『イップ・マン 序章』

DVDで鑑賞。


イップ・マン 序章&葉問 Blu-rayツインパック

イップ・マン 序章&葉問 Blu-rayツインパック


【ストーリー】
永春拳の達人イップ・マンが、日本軍の三浦将軍をぶちのめす。
第一幕:オープニング〜カムとの戦いまで
第二幕:日本軍の佛山占領〜ユンが兄の死を知るまで
第三幕:工場が日本軍に襲われる〜ラストまで


【見所】
中国人誇らしい、佐藤汚ない描写。
本当にこのシリーズは「中国人誇らしい、○○汚ない」描写が上手いので、日本人が見ても「この日本人は汚ないな〜」と思ってしまう。ま、佐藤だけなんだけれどね、汚ないのは。


【感想】
イップ・マン 葉問』では「中国人誇らしい、イギリス人汚ない」描写がどんどん蓄積される構造になっていたので、それよりも面白いという噂の『イップ・マン 序章』では、どれだけ「中国人誇らしい、日本人汚ない」描写が重なるのかなぁと思ったけれど、実際のところは「中国人誇らしい、佐藤汚ない」映画になっていた。


まず、『イップ・マン 葉問』ではイップ・マンが貧乏生活をしていたのに、この作品ではいきなり超リッチな生活をしていることに驚く。でも、時代が変わって日本軍が占領してしまうと、途端に極貧になって『葉問』っぽい感じになるので安心する。ドニー・イェンが金持ちというのは、ちょっと似合わないと思うんだよね。時計を売ったり、石炭工場で働くイップ・マンの姿に共感してしまう。


そこから盗賊となったカムと、三浦将軍率いる日本軍の両方と戦う展開になる。カムは『葉問』では良い奴になっていたけれど、片耳が聞こえないという話がここが原因だったのか、と思ったり。日本軍のほうは中国にとって(今でも)不倶戴天の敵なので、ちゃんとステレオタイプな描かれ方をしている。でも、三浦将軍はそこまで傍若無人なキャラではないのが良かった。ちゃんと部下を叱責するし、イップ・マンを武術家として認めている描写もあって、そんなに見てて「嫌だな〜」と思うことはないと思う。


で、「日本人汚ない」描写は三浦将軍の副官の佐藤が一身に背負っているわけで、こちらは最低描写がひたすら続いて「こんな奴は日本人の面汚しだ!」と思っちゃうのよね。三浦将軍はラムについては素直に負けを認めていれば殴り殺さなかっただろうし、リュウ師匠については射殺した佐藤を怒鳴りつけているので、ちゃんと胸を割って話せばイップ・マンとも分かり合えるような気がするのだけれど、あの食事を運ぶシーンでそれをイップ・マンのほうが拒否しちゃう。

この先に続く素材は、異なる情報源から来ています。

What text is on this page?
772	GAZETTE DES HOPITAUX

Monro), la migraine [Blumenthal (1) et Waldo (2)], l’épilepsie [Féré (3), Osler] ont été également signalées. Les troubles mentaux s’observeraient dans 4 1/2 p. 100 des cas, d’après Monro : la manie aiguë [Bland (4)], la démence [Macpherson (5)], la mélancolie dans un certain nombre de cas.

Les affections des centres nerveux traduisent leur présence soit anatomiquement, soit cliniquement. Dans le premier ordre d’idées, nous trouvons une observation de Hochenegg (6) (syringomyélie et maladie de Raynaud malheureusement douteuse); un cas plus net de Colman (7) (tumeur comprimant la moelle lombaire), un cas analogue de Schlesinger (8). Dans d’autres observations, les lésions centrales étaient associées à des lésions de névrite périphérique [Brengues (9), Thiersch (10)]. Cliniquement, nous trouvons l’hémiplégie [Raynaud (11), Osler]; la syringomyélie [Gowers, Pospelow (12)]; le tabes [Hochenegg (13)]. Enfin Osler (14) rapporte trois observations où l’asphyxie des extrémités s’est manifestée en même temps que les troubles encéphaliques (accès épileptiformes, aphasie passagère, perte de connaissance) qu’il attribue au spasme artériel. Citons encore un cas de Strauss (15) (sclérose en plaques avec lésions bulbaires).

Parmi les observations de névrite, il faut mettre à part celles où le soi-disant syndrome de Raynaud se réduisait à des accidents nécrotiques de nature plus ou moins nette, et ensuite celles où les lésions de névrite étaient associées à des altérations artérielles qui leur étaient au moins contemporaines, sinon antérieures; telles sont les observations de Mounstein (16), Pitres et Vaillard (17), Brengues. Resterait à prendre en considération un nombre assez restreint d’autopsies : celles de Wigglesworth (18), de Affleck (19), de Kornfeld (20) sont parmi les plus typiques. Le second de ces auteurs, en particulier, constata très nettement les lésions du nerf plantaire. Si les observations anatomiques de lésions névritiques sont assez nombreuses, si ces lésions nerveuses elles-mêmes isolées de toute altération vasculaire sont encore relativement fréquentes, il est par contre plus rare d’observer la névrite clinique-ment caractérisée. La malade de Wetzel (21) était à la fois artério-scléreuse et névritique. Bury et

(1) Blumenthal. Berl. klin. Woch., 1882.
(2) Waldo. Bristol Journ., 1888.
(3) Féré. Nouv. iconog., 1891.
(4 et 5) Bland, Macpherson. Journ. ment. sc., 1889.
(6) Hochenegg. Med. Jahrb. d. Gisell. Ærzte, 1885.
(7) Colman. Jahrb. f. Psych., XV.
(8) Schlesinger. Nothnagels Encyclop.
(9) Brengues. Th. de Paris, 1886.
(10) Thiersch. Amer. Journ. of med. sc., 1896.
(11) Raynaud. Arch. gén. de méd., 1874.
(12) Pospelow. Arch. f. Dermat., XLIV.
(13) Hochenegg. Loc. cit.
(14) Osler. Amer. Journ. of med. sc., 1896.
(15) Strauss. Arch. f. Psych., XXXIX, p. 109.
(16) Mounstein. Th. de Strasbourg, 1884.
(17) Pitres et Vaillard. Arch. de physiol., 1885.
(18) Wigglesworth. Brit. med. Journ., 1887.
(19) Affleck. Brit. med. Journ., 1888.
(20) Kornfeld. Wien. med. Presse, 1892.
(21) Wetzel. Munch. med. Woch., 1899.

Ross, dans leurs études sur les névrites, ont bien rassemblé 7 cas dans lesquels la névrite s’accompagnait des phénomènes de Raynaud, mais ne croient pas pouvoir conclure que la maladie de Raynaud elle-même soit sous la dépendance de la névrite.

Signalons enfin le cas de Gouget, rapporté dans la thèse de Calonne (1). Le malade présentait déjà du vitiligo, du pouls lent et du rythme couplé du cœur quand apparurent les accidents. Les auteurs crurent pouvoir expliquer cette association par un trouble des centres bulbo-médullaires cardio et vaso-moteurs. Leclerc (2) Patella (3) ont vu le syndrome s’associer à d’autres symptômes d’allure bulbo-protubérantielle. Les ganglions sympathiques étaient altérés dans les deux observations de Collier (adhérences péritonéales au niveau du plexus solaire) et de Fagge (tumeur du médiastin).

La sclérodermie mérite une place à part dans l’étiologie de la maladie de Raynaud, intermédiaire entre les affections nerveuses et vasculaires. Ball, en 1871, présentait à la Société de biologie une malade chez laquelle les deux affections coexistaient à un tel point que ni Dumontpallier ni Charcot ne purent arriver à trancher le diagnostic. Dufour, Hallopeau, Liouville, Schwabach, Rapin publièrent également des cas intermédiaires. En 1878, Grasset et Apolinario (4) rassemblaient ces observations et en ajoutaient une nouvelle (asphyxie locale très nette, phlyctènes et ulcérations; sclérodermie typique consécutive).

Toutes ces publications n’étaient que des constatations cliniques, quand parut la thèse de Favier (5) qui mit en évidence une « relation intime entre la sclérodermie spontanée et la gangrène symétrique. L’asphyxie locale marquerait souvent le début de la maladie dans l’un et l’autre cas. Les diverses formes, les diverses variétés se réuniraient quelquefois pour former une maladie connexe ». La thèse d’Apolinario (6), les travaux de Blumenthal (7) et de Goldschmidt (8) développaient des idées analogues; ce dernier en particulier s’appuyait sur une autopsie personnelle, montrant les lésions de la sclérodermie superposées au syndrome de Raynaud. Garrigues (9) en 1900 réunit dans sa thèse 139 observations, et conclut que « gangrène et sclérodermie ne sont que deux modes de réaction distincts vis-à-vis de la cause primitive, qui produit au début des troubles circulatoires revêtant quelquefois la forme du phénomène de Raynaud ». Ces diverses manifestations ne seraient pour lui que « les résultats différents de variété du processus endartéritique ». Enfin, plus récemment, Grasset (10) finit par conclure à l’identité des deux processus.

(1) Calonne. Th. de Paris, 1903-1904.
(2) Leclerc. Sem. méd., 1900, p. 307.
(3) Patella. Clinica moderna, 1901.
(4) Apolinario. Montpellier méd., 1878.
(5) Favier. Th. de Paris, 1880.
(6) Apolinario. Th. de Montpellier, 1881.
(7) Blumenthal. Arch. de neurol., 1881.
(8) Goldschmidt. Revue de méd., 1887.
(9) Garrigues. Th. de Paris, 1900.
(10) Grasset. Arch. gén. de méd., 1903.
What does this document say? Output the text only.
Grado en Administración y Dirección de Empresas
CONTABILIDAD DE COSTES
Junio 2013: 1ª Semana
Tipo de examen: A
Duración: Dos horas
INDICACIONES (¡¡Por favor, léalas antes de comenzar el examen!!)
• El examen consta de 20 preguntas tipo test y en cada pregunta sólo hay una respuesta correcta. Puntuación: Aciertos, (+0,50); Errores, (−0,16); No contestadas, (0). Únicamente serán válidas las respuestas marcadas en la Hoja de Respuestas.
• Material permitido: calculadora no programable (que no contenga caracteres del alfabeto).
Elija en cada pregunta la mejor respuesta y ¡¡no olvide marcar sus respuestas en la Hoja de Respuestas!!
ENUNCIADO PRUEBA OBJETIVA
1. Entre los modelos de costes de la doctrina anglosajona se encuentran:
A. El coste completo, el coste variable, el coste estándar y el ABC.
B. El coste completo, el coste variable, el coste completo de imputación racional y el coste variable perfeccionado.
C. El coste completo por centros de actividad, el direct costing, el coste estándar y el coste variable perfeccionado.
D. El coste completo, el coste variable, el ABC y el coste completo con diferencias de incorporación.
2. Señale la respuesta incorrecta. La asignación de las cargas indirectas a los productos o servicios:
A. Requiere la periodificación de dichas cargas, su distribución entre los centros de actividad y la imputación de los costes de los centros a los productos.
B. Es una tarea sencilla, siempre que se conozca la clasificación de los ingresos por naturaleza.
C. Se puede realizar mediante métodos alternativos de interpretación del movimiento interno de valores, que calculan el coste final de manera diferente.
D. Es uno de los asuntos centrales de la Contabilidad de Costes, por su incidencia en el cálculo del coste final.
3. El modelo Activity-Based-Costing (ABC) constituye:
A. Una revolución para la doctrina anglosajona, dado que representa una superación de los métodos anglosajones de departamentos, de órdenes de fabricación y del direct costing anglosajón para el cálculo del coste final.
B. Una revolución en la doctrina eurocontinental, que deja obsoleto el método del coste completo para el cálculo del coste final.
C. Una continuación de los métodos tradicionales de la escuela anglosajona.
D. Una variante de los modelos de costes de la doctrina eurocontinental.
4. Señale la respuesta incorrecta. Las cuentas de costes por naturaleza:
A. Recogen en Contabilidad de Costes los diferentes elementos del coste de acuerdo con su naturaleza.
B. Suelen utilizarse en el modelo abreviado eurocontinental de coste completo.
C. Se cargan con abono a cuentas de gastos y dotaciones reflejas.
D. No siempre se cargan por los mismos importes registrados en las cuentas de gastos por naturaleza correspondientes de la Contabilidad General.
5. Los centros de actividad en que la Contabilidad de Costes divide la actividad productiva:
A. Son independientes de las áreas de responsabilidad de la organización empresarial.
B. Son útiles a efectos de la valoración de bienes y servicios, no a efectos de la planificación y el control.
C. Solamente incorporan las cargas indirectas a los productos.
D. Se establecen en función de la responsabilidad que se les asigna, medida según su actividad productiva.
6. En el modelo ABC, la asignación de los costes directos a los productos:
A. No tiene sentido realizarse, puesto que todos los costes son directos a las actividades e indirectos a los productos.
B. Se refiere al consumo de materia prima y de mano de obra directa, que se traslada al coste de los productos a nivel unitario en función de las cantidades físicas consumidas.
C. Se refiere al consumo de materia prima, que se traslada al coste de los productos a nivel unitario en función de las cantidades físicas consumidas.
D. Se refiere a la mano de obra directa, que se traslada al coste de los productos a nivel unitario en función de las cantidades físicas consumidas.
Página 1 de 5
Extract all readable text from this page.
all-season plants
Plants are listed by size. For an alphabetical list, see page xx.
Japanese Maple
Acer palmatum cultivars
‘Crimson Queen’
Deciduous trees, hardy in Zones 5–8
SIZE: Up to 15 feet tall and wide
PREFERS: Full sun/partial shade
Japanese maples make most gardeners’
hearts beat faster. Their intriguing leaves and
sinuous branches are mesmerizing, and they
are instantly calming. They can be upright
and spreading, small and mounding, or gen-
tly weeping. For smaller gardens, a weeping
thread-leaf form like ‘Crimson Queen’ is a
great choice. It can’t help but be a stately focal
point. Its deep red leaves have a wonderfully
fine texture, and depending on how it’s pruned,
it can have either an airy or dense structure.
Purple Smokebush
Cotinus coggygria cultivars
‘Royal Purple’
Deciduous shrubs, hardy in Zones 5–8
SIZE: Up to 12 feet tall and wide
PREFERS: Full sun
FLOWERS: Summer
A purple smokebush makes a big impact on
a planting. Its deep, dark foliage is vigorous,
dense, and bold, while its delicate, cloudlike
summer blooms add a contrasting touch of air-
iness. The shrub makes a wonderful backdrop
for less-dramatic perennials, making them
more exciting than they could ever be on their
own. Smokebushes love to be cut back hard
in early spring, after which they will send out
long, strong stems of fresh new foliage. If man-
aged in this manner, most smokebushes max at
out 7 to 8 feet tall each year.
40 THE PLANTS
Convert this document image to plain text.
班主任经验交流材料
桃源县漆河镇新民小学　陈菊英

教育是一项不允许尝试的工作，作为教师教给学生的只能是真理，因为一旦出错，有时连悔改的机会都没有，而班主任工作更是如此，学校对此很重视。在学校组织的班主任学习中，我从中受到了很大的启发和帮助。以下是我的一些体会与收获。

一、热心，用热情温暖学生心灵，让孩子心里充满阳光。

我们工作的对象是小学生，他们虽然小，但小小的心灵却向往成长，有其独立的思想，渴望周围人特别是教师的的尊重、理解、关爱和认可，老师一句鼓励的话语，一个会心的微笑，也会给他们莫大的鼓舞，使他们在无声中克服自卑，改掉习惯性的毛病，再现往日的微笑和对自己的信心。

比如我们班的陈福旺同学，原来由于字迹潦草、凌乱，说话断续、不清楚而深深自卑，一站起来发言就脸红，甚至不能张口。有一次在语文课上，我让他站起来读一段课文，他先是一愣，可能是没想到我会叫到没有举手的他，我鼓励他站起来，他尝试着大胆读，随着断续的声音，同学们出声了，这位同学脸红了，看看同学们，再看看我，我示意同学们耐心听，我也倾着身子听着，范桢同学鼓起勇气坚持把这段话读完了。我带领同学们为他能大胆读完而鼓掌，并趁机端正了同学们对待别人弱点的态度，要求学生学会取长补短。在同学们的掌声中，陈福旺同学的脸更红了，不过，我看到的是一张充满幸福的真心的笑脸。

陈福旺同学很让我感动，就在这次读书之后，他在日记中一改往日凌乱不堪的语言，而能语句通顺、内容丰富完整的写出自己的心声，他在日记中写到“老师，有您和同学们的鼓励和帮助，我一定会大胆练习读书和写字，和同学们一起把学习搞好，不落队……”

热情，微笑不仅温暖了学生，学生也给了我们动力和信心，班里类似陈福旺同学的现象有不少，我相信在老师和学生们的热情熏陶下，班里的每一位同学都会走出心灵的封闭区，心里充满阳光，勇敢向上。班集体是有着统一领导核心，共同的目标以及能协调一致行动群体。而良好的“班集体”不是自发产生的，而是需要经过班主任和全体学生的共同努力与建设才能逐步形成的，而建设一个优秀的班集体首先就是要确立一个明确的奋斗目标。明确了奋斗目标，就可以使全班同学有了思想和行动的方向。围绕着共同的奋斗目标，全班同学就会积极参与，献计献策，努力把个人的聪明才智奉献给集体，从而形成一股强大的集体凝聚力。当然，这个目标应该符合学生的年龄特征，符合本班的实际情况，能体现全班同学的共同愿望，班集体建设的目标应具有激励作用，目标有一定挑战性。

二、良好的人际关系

これはたぶん、「あの日本軍にイップ・マンが一矢報いた」描写なのだと思うのだけれど、そこはもう少し別の描き方があったのではないかなぁと思った。でも、『ドラゴン怒りの鉄拳』のようにちょっとどうかと思う怒りの描写とは別のアプローチになっていて、そこは良かったと思う。最後の三浦将軍との試合は、三浦将軍が池内博之なので武術的な格差がありすぎで、『葉問』のツイスターでさえイップ・マンをボコボコにしてたのだから一方的な展開はどうかなぁと。


あと、空手が空手っぽくないとか、第二次世界大戦のときは空手は一般的ではなく、柔術か柔道じゃないかなぁとか日本側の武術の描写は全体的に残念。池内博之は柔道が得意なのだから、「柔道家」ということにしてイップ・マンの骨を寝技でボキボキ折るようなバトルにしてほしかった。たぶん、この勝負は圧倒的にイップ・マンが勝利したほうが、中国人の感情的にも良いと判断したのだろう。


個人的には『葉問』のほうが好きだった。だけど、やはり二本一緒に観るのがオススメ。